Getting back to my mom’s house before she woke up, however, presented a different sort of challenge. This was a woman who operated on about six hours of sleep every night. “There’s just too much to do in a day,” she often said, as if this were a bad thing, though you didn’t have to know her well to know that she loved doing too much in a day.
Thus, Char and I woke up at five thirty a.m.
“Remind me why I’m doing this?” Char asked on the second Friday morning that we did this, as we sat in his cold car, the streetlights still on overhead.
“Duh, because you love me,” I joked. But Char was practically asleep in the driver’s seat, and he didn’t laugh.

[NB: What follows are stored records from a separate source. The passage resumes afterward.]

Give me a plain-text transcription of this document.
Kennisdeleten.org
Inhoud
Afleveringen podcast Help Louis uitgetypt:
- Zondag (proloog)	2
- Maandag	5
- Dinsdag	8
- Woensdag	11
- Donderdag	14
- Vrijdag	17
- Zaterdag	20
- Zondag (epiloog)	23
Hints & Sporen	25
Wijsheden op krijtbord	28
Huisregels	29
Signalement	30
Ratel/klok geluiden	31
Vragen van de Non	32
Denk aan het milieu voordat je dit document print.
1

And that was the last I would hear from Char until the next Thursday night. No text messages. No Saturday night dates. Nothing. Just a friendly greeting when I showed up at Start six days later, followed by a thousand kisses.
I knew Char wasn’t my boyfriend. But was he anything to me? And was I anything to him? I wanted to ask him to explain this to me, but I couldn’t, because I suspected that I was supposed to understand already. I suspected that our relationship, if I could even call it that, was just one more thing covered in the Handbook for Being a Real Person, which somehow I had never received.
“How do you know so much music?” Char asked me late on the following Thursday night as we lay in his bed together, my head resting on his chest. At Start earlier, I had played a set of late sixties soul. Char hadn’t recognized any of it, and I could tell he didn’t like this, because he told me it was his turn again well before my half hour was up, while the crowd was still enthusiastically dancing. I wanted to keep playing, but I didn’t. After all, it was his night.
I had discovered that Char knew a lot of facts about music. He knew the names of drummers from famous bands, and then what other bands they had later gone out to start. He knew the names of dozens or possibly hundreds of music labels, and who had produced Fleetwood Mac’s Rumours, and which members of the Beach Boys were brothers and which were cousins.
I didn’t know any of that stuff. Music wasn’t history class; I didn’t need to memorize a thousand dates and names. I just cared a lot about music.